Member Reviews

I’m a bit betwixt and between on The Same Man, a poetry collection by Bobby Elliott. On the one hand, I responded pretty strongly to the macro aspect of the collection, the twin fatherhood theme represented by the speaker’s father — an unreliable parent and a source of constant and abiding emotional blackmail — and the speaker himself, full of love for his own two children and desperate to be a different father than his own. The haunting nature of his own father, the way it shades and shadows his life and his own joy in his children is a powerful theme throughout.
On the other hand, on the micro level of the individual poems themselves, while there were a decent number of lines that particularly struck me, none really leapt out at me in their wholeness. And they were often a bit more “prose-y” than I prefer, lacking a sense of sound or musicality or startling language/metaphor that I often look for in poetry. It’s not that those elements were entirely lacking — as noted, I did mark a number of lines/passages (see below), but they didn’t happen frequently enough for me. And a few of the poems felt a little too obvious to me in how the statements didn’t sound all that different from what I’ve heard any new parent (including myself) say. It’s a collection worth reading for sure, mostly for that overarching theme that unifies it all and, in some ways, makes the whole greater than the sum of its parts, but also for those stronger passages. I was just hoping for more.
A few of my favorite lines:
I remember the money vanishing but not
Where I’d kept it —the black heels
Of the eviction lady,
My mother maiden name in her mouth.
All night you wade into the body’s flooded house to reach him
I know
The sound they made when they fought.
I know how afraid we are to raise
Our voices. I know a sweetness
In us was once in them.
I get up
And leave him on the couch
He still thinks we’ll share one day when he’s
Too old
And too broke to live on his own
And we have no choice but to let him in

Thank you to NetGalley for the ARC of this collection of poems in exchange for an honest review. Thank you so much.

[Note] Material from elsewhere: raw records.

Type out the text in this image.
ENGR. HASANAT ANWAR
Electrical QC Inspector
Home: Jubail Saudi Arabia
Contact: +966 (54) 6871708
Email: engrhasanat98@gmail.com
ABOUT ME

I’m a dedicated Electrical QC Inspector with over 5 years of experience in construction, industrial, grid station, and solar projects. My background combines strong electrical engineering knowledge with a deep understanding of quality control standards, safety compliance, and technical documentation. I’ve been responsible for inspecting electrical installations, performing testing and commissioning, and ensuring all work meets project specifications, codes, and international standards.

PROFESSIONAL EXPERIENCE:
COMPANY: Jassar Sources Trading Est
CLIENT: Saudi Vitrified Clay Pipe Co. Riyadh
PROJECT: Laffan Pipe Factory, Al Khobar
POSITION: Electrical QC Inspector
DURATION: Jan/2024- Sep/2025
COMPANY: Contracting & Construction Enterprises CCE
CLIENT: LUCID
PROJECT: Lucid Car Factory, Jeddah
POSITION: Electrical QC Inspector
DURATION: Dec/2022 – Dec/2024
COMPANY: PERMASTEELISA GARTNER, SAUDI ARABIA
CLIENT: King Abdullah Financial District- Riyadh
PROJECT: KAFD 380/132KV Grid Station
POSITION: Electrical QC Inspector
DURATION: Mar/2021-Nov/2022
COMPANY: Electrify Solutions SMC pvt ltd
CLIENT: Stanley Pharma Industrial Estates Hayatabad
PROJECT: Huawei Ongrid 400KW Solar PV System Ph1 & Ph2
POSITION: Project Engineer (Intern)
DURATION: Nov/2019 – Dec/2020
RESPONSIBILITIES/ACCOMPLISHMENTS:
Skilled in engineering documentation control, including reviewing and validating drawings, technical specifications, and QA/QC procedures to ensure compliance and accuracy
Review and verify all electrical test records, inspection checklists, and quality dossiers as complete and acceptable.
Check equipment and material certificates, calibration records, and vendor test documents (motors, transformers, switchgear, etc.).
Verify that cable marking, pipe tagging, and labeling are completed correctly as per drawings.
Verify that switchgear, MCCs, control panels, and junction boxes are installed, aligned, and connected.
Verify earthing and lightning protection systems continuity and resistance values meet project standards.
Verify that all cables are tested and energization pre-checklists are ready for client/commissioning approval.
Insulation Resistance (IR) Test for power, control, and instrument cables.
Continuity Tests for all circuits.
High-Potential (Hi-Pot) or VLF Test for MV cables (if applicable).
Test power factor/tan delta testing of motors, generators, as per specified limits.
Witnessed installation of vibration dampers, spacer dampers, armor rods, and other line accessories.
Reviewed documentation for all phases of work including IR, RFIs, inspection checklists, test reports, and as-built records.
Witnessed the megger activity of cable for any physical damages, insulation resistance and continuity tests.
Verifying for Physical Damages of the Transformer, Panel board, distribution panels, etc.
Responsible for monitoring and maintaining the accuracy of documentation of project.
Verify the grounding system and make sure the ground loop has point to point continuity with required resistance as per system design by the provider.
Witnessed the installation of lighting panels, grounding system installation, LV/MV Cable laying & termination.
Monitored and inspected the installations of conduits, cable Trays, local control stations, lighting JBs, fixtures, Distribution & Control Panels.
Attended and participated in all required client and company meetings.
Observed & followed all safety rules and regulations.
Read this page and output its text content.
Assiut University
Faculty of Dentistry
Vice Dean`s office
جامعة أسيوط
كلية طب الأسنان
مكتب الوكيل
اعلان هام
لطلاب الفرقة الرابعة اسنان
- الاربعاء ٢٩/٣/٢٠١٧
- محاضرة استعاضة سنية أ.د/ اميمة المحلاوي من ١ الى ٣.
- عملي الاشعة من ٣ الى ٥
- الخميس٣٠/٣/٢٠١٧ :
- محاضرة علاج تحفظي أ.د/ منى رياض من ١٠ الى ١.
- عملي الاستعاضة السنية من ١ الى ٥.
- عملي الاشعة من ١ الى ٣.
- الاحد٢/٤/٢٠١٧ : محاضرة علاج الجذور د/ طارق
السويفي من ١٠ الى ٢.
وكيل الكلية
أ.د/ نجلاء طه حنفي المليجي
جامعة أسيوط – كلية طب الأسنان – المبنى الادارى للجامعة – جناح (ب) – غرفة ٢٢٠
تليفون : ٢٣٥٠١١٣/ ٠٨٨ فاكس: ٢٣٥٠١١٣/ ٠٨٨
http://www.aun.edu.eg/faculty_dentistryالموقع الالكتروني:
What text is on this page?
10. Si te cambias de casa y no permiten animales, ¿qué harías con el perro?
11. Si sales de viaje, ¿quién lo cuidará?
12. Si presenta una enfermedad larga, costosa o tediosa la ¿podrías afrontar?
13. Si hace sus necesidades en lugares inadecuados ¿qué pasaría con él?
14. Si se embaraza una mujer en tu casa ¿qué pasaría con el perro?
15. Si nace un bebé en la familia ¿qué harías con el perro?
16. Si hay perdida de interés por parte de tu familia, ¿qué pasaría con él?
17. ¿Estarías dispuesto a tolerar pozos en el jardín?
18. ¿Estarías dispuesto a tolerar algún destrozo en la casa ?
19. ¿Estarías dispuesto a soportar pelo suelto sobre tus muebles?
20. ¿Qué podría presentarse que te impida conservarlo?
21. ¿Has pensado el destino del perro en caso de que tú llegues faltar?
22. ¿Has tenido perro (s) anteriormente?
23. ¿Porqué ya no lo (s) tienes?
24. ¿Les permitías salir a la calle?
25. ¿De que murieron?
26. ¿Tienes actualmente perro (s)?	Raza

Mr. Elliott's collection of poems touch on family, his relationship with his father, and describes himself being a father as well. I can relate to so much of this material. In one section, he mentions about how his father would ask his family if they're mad at him and if he has been a failure. I remember hearing this same line so much growing up. It's almost like I was being emotionally manipulated. The sad part is that I also feel this way sometimes about being a father as well although it's always been more of a thought, never spoken out loud. This is just one highlight of the many that I took away from this collection. I really enjoyed it even though it brought back some memories of childhood trauma!